The London borough of Ealing has taken a step closer to introducing its Community Infrastructure Levy (CIL) with the submission of the proposed charging schedule for examination by the Planning Inspectorate.
The plans include some modifications following consultation, primarily to take account of the creation of the Old Oak Common Development Corporation. As a result, the new CIL charging regime will not apply to the area in the control of the OPDC, which will have powers to adopt its own CIL, as a planning authority.
The move means Ealing’s northeast CIL boundary now runs up to the OPDC boundary, along the A40, with all of the Park Royal area to the north of the A40 and east of the North Circular now largely under the control of OPDC. Ealing’s CIL will apply to developments to the south and west, and also to a cluster of sites east of the North Circular, and north of the Hanger Lane junction.
Ealing has settled on two different rates, one set applying to a central zone around Ealing centre and up to Hanger Lane, and a lower set of rates that will be applied to developments elsewhere in the borough.
Both areas will have a £100 rate for retail warehouses and superstores, with a £30 rate for smaller retail developments. There will be no charge for office or indsutrial developments.

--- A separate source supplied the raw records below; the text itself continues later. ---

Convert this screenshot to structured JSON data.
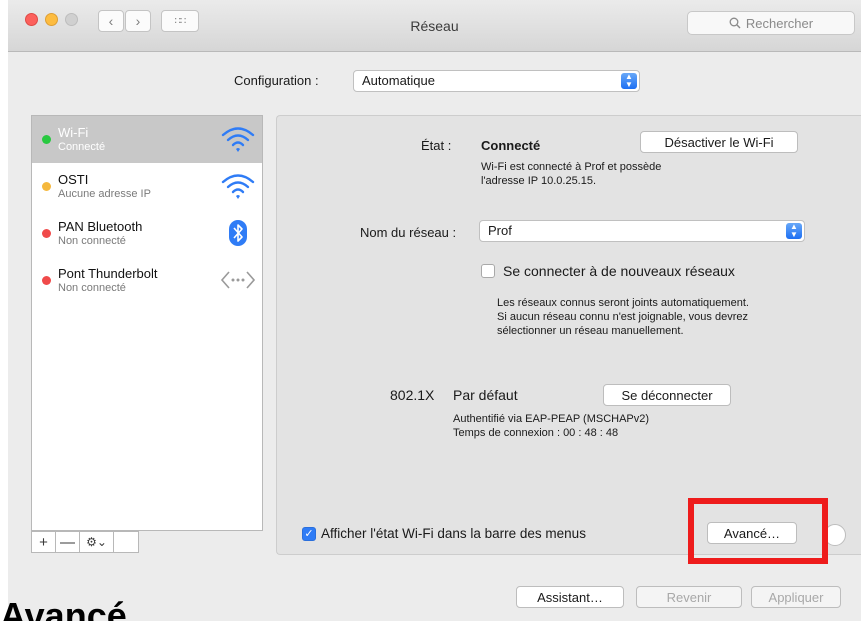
{
  "window": {
    "title": "Réseau"
  },
  "toolbar": {
    "search_placeholder": "Rechercher"
  },
  "config": {
    "label": "Configuration :",
    "value": "Automatique"
  },
  "services": [
    {
      "name": "Wi-Fi",
      "status": "Connecté",
      "status_color": "#28c940",
      "icon": "wifi-icon",
      "selected": true
    },
    {
      "name": "OSTI",
      "status": "Aucune adresse IP",
      "status_color": "#f5b83d",
      "icon": "wifi-icon",
      "selected": false
    },
    {
      "name": "PAN Bluetooth",
      "status": "Non connecté",
      "status_color": "#f04a4a",
      "icon": "bluetooth-icon",
      "selected": false
    },
    {
      "name": "Pont Thunderbolt",
      "status": "Non connecté",
      "status_color": "#f04a4a",
      "icon": "thunderbolt-bridge-icon",
      "selected": false
    }
  ],
  "sidebar_tools": {
    "add": "+",
    "remove": "—",
    "gear": "⚙⌄"
  },
  "detail": {
    "state_label": "État :",
    "state_value": "Connecté",
    "toggle_wifi": "Désactiver le Wi-Fi",
    "state_desc_1": "Wi-Fi est connecté à Prof et possède",
    "state_desc_2": "l'adresse IP 10.0.25.15.",
    "network_label": "Nom du réseau :",
    "network_value": "Prof",
    "join_new_label": "Se connecter à de nouveaux réseaux",
    "join_desc_1": "Les réseaux connus seront joints automatiquement.",
    "join_desc_2": "Si aucun réseau connu n'est joignable, vous devrez",
    "join_desc_3": "sélectionner un réseau manuellement.",
    "dot1x_label": "802.1X",
    "dot1x_value": "Par défaut",
    "disconnect": "Se déconnecter",
    "auth_desc": "Authentifié via EAP-PEAP (MSCHAPv2)",
    "conn_time": "Temps de connexion : 00 : 48 : 48",
    "show_status_label": "Afficher l'état Wi-Fi dans la barre des menus",
    "advanced": "Avancé…"
  },
  "footer": {
    "assistant": "Assistant…",
    "revert": "Revenir",
    "apply": "Appliquer"
  },
  "caption": "Avancé",
  "colors": {
    "highlight": "#ee1c1c",
    "accent": "#2f7cf6"
  }
}
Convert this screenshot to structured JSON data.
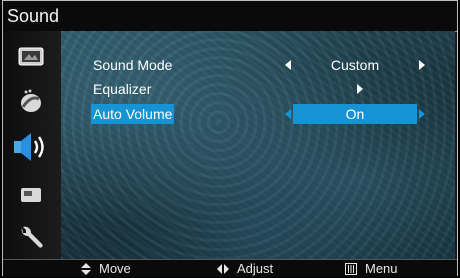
{
  "window": {
    "title": "Sound"
  },
  "sidebar": {
    "items": [
      {
        "icon": "picture-icon",
        "active": false
      },
      {
        "icon": "color-ball-icon",
        "active": false
      },
      {
        "icon": "speaker-icon",
        "active": true
      },
      {
        "icon": "channel-icon",
        "active": false
      },
      {
        "icon": "wrench-icon",
        "active": false
      }
    ]
  },
  "menu": {
    "items": [
      {
        "label": "Sound Mode",
        "value": "Custom"
      },
      {
        "label": "Equalizer",
        "value": ""
      },
      {
        "label": "Auto Volume",
        "value": "On",
        "selected": true
      }
    ]
  },
  "statusbar": {
    "move": "Move",
    "adjust": "Adjust",
    "menu": "Menu"
  },
  "colors": {
    "highlight": "#1593d4",
    "background": "#1b1b1b"
  }
}
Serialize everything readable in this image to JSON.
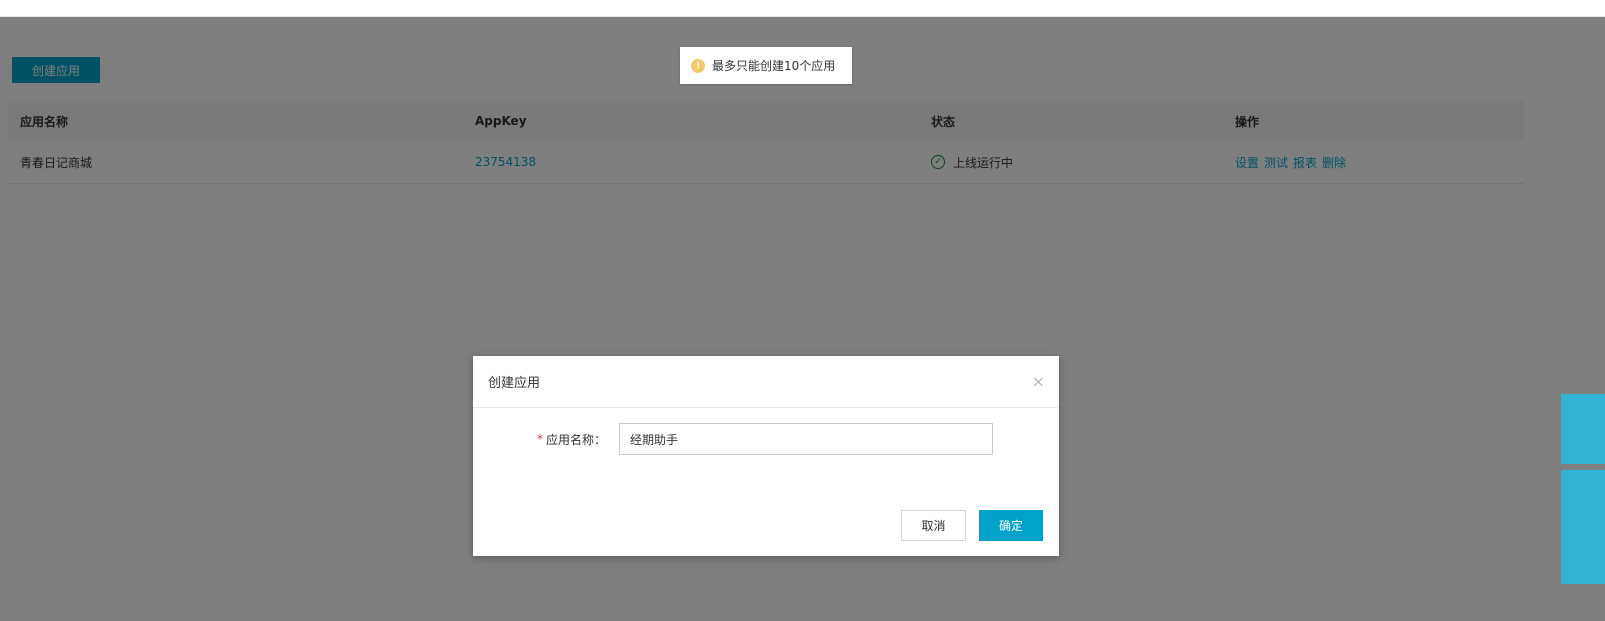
{
  "toolbar": {
    "create_label": "创建应用"
  },
  "toast": {
    "message": "最多只能创建10个应用",
    "icon": "warning-icon"
  },
  "table": {
    "headers": [
      "应用名称",
      "AppKey",
      "状态",
      "操作"
    ],
    "rows": [
      {
        "name": "青春日记商城",
        "appkey": "23754138",
        "status": "上线运行中",
        "actions": [
          "设置",
          "测试",
          "报表",
          "删除"
        ]
      }
    ]
  },
  "dialog": {
    "title": "创建应用",
    "field_label": "应用名称：",
    "field_required": "*",
    "field_value": "经期助手",
    "cancel_label": "取消",
    "ok_label": "确定",
    "close_glyph": "×"
  },
  "colors": {
    "accent": "#00a2ca",
    "overlay": "#808080",
    "warning": "#f7c86a",
    "success": "#1a8a3a"
  }
}
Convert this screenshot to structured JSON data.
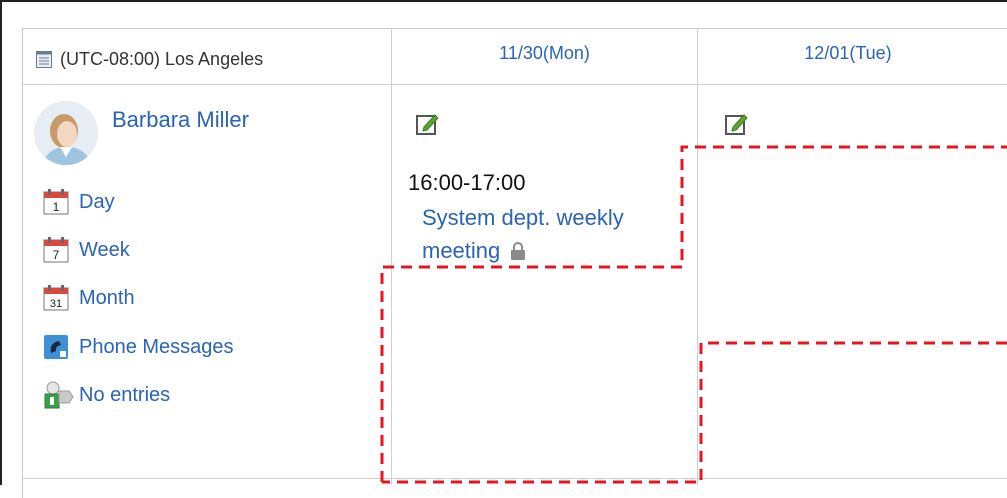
{
  "timezone": {
    "label": "(UTC-08:00) Los Angeles",
    "icon": "calendar-list-icon"
  },
  "columns": [
    {
      "date_label": "11/30(Mon)"
    },
    {
      "date_label": "12/01(Tue)"
    }
  ],
  "user": {
    "name": "Barbara Miller",
    "avatar_icon": "user-avatar"
  },
  "menu": [
    {
      "label": "Day",
      "icon": "calendar-day-icon",
      "icon_text": "1"
    },
    {
      "label": "Week",
      "icon": "calendar-week-icon",
      "icon_text": "7"
    },
    {
      "label": "Month",
      "icon": "calendar-month-icon",
      "icon_text": "31"
    },
    {
      "label": "Phone Messages",
      "icon": "phone-icon"
    },
    {
      "label": "No entries",
      "icon": "presence-icon"
    }
  ],
  "events": [
    {
      "time": "16:00-17:00",
      "title": "System dept. weekly meeting",
      "private": true
    }
  ],
  "colors": {
    "link": "#2b63b5",
    "highlight_dash": "#e8141e",
    "calendar_red": "#e0463c"
  }
}
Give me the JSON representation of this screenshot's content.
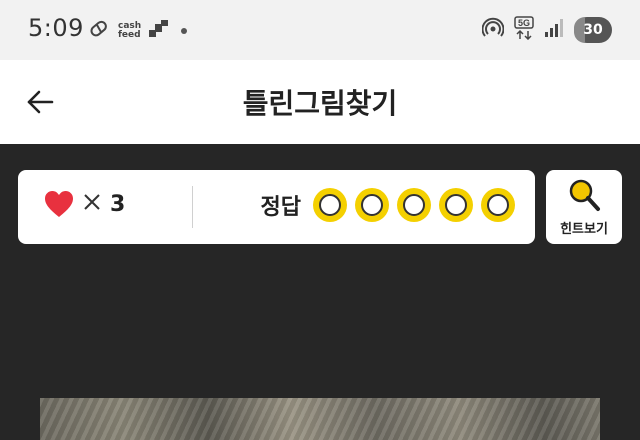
{
  "status_bar": {
    "time": "5:09",
    "cashfeed_label": "cash\nfeed",
    "battery": "30"
  },
  "header": {
    "title": "틀린그림찾기"
  },
  "game": {
    "lives_symbol": "×",
    "lives_count": "3",
    "answer_label": "정답",
    "answer_slots_total": 5,
    "answer_slots_found": 0,
    "hint_label": "힌트보기"
  },
  "colors": {
    "heart": "#e8313f",
    "slot_fill": "#f4d000",
    "hint_icon": "#f2c500",
    "game_background": "#262626"
  }
}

For residential development, hotels and student accommodation, the central Ealing area will have a higher rate of £100, while in other parts of the borough, there will be a £50 tariff.
In addition to the above rates, most developments – except those for medical, health and education use – will also be subject to the mayoral CIL of £35, payable on top of the local tariff.
In its documents laying out the CIL plans the borough acknowledges its main challenges are providing homes in appropriate locations, whil protecting residential areas and green spaces. It expects development to be focused around the Uxbridge Road, and the A40 corridor, with the borough’s five Crossrail stations acting as development hot spots.
Notes the charging report: “There are a small number of key sites, which can deliver significant growth, including Southall Gasworks, a number of former Council estates currently undergoing re-modelling, and town centres such as Ealing Broadway, and transport nodes such as Southall and North Acton.”
The borough expects the CIL to raise £8.87m in 2014-17, £10.92m in 2018-22 and £11.88m in 2023-27 – funds that are not likely to go anywhere near the borough’s funding gap, when desired infrastructure projects are added up. A list of projects likely to benefit from CIL receipts includes new schools, green infrastructure, Crossrail station enhancements and decentralised heating networks.
With a positive examination, the borough is hopeful its charging schedule will be in place later this year.
Ealing is among the last boroughs with CIL yet to be adopted. Westminster adopted its schedule in January, while Enfield adopted its CIL charging schedule in March, and has been charging the tariff from the beginning of April. The last remaining borough yet to make it over the line is Havering, which issued its draft charging schedule just over a year ago.
LPA Perspective: The laggard boroughs are finally getting their charging schedules in place, as a review into CIL is already finding substantial shortfalls against what it was hoped to deliver. Speaking recently, panel chair Liz Peace noted that CIL is not delivering a huge amount of funds for infrastructure, and is failing to simplify the system.
Peace’s panel will report shortly to government – who may then sit on the report, as they are prone to do, and publish it when they feel it suits. Get ready for CIL mark two.